От страшных разрушений и бед жизненных в Афинах сохранились лишь куски, осколки былой жизни. Глядя на полуразрушенные храмы, на безымянные статуи, на обломки капителей и колонн, с горечью видишь, как непрочно все. Ведь от лучшего от величайших творений тогдашнего времени почти ничего не осталось. Фидиеву Афину мы знаем по копии247. Фронтоны и фризы растащены. Пракситель (единственный!)248 в Олимпии. Парфенон – скелет храма249. Эрехтейон – одни Кариатиды250.
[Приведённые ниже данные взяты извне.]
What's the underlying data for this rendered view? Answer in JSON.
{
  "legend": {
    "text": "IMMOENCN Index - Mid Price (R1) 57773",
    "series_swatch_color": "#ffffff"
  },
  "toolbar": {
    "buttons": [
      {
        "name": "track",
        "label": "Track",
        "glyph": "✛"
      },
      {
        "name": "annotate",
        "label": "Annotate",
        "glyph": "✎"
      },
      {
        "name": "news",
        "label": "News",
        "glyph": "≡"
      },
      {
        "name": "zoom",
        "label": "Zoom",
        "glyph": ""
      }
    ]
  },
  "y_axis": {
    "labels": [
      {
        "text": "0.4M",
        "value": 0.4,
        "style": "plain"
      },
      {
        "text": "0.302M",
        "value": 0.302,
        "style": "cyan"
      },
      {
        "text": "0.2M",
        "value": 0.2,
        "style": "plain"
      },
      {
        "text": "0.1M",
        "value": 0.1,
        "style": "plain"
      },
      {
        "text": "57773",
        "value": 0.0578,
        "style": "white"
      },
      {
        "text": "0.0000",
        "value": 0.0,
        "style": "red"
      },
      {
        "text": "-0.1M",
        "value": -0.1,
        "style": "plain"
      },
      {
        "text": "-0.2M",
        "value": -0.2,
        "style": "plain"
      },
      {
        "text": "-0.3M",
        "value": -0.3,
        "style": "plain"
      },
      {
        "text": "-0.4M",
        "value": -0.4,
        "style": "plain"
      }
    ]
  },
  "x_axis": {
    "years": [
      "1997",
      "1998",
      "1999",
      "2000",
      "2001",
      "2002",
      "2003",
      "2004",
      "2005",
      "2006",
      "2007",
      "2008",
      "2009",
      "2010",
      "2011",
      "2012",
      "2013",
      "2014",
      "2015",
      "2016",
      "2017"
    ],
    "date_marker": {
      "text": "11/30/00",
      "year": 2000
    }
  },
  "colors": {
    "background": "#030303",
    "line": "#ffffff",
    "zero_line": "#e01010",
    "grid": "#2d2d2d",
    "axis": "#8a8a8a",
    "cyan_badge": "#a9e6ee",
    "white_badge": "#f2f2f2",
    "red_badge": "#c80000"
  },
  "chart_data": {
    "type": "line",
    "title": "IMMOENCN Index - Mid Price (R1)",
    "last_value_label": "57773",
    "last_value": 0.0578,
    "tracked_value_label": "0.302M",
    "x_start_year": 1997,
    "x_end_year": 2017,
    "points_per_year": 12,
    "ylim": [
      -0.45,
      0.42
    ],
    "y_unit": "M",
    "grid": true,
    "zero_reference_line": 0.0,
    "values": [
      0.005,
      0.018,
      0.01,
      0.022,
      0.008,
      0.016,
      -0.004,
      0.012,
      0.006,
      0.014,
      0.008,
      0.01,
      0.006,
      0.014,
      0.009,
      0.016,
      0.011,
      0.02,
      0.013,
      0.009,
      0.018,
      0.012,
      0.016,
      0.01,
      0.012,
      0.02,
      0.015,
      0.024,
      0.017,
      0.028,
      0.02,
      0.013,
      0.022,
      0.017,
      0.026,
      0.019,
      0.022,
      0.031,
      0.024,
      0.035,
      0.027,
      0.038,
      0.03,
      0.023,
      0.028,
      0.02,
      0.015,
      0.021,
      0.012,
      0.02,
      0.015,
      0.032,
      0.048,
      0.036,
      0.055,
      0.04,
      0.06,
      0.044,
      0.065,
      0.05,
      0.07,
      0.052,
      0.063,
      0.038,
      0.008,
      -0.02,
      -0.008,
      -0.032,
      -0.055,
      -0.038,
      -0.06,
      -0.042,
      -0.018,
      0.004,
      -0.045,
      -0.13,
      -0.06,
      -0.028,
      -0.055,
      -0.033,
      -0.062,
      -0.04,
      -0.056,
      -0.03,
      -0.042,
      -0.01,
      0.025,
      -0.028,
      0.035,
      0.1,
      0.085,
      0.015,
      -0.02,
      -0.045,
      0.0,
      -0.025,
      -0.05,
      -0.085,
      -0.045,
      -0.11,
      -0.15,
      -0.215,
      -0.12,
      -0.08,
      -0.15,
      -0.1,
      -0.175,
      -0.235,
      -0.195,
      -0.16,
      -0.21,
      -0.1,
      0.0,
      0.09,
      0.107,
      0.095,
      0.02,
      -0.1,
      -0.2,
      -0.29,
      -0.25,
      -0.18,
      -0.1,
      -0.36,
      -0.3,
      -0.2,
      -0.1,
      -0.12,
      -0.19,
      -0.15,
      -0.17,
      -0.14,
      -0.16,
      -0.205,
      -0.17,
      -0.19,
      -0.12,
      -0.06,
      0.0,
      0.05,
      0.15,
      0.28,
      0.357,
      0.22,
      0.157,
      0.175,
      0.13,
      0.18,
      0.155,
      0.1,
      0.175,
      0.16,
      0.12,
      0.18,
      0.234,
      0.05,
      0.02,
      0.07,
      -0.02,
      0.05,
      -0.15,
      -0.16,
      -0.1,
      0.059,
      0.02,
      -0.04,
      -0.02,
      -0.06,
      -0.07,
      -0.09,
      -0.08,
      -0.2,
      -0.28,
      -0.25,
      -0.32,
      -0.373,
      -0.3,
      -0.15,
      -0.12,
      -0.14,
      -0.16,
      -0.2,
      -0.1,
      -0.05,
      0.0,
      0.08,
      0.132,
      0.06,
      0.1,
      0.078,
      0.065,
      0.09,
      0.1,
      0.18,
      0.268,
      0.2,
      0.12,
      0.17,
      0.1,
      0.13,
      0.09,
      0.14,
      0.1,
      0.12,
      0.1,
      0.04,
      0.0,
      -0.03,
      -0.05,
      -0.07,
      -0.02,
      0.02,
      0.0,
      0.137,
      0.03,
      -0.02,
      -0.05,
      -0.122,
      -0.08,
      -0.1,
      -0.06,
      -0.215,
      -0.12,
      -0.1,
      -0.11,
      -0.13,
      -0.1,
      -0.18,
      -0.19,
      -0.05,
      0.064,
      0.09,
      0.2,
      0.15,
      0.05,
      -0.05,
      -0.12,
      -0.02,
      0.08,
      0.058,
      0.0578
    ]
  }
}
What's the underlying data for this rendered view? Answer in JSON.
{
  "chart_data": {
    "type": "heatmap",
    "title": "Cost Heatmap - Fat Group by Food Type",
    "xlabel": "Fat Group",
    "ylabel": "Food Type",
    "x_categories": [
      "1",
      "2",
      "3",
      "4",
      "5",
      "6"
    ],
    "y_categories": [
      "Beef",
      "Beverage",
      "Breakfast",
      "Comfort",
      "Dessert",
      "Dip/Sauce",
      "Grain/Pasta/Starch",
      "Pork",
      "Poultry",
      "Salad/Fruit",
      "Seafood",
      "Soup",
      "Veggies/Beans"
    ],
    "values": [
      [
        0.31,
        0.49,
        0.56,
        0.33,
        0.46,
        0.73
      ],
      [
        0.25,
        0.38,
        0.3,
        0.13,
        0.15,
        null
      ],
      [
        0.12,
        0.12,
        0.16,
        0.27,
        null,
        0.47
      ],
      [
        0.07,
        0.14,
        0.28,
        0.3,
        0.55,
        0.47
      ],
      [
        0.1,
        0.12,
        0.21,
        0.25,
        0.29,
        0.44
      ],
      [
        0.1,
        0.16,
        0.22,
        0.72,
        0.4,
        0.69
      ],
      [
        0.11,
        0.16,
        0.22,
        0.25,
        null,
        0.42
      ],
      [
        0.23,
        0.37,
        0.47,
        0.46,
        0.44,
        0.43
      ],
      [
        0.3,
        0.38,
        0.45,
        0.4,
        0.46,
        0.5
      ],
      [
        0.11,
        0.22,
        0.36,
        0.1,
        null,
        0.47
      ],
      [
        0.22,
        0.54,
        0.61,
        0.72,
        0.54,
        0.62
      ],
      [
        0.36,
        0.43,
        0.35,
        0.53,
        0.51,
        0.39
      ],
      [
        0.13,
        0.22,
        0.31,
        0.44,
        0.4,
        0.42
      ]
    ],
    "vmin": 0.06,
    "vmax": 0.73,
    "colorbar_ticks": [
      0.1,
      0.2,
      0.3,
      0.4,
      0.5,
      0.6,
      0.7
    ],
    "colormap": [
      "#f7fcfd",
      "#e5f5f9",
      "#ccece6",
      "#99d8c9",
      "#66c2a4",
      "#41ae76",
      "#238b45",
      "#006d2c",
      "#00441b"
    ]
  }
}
При всем том оставшееся поразительно. Музеи Афин – первый сорт. В безымянных своих вещах они дают облик культуры далекой, загадочной, несколько жуткой. Кто побывал в этом городе, для того нет больше Греции «легкой» и «светлой», мило гонящейся в лесах за нимфами и отдыхающей под свирель Пана. Первобытное, великое по напряжению жизненности, некоей ярости, встает из скульптуры греческих островов и ранние – аттической, из микенских, Гиринеских древностей, даже из V-го века, полосы всяких «расцветов». Чудесный, жестокий и острый привкус Азии, медленно очеловечиваемый зверь! Нектар и амброзия Олимпийских богов, нежные голуби Афродиты весьма далеки от всего этого.